The consequences of having your company’s IP address blacklisted will not only impact your email communications. If your website uses the same IP address as your mail server, Internet filters may stop visitors accessing the website. Although a problem with an IP address can be rectified within a couple of days, the damage to your business reputation may take longer to fix.

Scanning outgoing emails provides three functions. It can identify emails that have inadvertently been composed with too much content thought of as spammy (not a good idea in any business communication), identify email accounts infiltrated by botnets (which can also be used to launch DDoS attacks) and identify viruses and other infections your regular antivirus software may not yet have found.

The three different categories of anti-spam appliances are hardware, software and cloud-based – a cloud-based anti-spam appliance often being referred to as an anti-spam virtual appliance.
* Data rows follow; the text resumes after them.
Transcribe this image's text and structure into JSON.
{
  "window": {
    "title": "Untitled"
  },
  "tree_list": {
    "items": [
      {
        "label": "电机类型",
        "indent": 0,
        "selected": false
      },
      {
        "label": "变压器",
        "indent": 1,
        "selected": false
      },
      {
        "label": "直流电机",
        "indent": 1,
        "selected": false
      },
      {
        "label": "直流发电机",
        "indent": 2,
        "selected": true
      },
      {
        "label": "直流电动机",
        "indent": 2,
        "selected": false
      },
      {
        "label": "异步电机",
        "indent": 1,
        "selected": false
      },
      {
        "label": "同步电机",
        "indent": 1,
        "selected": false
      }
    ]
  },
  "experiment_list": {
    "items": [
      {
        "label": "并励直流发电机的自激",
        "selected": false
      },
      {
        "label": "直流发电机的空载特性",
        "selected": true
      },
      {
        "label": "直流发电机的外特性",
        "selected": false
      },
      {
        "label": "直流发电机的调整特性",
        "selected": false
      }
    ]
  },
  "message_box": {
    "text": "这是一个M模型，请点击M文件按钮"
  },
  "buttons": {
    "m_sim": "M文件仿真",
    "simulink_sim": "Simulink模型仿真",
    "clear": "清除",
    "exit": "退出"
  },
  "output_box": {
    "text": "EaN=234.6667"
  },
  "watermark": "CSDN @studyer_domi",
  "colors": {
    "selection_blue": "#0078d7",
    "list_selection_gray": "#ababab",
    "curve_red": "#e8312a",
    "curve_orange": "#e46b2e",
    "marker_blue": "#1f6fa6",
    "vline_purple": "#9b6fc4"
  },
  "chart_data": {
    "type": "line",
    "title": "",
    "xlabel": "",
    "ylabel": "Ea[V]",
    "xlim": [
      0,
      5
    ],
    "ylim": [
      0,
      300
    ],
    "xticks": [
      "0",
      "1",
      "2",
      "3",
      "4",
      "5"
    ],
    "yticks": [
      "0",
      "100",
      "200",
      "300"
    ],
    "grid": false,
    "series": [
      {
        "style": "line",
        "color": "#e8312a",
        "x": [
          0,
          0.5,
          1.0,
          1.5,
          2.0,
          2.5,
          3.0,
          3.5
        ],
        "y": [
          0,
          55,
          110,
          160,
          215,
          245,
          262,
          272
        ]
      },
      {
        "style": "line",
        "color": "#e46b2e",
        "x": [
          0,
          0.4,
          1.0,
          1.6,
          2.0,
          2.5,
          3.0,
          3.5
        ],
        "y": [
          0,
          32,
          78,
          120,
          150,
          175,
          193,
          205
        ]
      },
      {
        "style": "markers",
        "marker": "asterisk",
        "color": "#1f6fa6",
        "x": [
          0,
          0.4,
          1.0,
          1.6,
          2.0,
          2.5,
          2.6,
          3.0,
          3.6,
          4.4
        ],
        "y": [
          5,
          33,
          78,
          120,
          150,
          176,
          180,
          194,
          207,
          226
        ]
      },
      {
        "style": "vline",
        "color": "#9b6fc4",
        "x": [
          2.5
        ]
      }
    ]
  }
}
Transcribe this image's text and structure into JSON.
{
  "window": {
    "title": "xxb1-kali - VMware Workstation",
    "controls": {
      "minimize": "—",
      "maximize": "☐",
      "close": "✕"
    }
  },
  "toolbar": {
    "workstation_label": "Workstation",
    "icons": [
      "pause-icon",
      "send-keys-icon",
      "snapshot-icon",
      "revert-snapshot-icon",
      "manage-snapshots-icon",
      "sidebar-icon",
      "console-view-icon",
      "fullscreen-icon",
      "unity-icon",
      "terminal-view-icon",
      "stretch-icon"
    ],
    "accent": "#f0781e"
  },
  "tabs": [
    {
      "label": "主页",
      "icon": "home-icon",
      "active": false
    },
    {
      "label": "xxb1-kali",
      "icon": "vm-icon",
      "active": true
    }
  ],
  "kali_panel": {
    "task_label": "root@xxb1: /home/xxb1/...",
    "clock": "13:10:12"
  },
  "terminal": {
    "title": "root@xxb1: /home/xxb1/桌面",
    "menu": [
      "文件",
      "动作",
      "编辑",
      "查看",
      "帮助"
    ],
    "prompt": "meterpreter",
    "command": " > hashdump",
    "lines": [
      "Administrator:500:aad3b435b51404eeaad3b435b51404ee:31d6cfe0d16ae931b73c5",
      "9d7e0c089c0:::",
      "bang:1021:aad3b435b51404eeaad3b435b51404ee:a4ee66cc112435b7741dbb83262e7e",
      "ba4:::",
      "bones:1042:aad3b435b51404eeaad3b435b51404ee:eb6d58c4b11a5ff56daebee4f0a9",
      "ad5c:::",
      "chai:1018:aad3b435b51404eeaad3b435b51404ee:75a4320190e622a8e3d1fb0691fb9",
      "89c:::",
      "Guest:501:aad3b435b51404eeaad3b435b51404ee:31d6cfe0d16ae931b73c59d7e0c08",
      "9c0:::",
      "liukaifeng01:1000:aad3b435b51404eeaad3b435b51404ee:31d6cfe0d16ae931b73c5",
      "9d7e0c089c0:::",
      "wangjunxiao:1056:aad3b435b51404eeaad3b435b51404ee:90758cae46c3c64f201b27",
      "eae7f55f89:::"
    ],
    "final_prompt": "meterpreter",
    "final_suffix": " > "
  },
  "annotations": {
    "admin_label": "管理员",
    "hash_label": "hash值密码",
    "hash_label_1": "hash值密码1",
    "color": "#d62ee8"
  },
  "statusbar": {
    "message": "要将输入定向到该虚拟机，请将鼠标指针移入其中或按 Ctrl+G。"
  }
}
They each have a place in the market depending on the size of your company, the manner of your business and the volume of traffic passing through your network.

A hardware anti-spam appliance generally is good for very small businesses that uses alternative methods for the exchange of confidential information. Although a capital expense rather than an operating expense, you may still find you need a service contract for software updates to make sure you secure computer systems from the most recent malware, ransomware and phishing attacks.

A software anti-spam appliance is most suitable for businesses maintaining confidential information who want to avoid confidential information travelling through the cloud. These appliances are normally downloaded as Gateway appliances between the firewall and the mail server and updated automatically by the service supplier.

An anti spam virtual appliance is a perfect solution for business with lots of network traffic, as the filtering processes are performed “off-network”. All that is required to implement an anti-spam virtual appliance is a redirection of the MX server record, making it the simplest type of anti-spam appliance to deploy. As anti-spam virtual appliances are multi-tenanted, they are also ideal solutions for MSPs.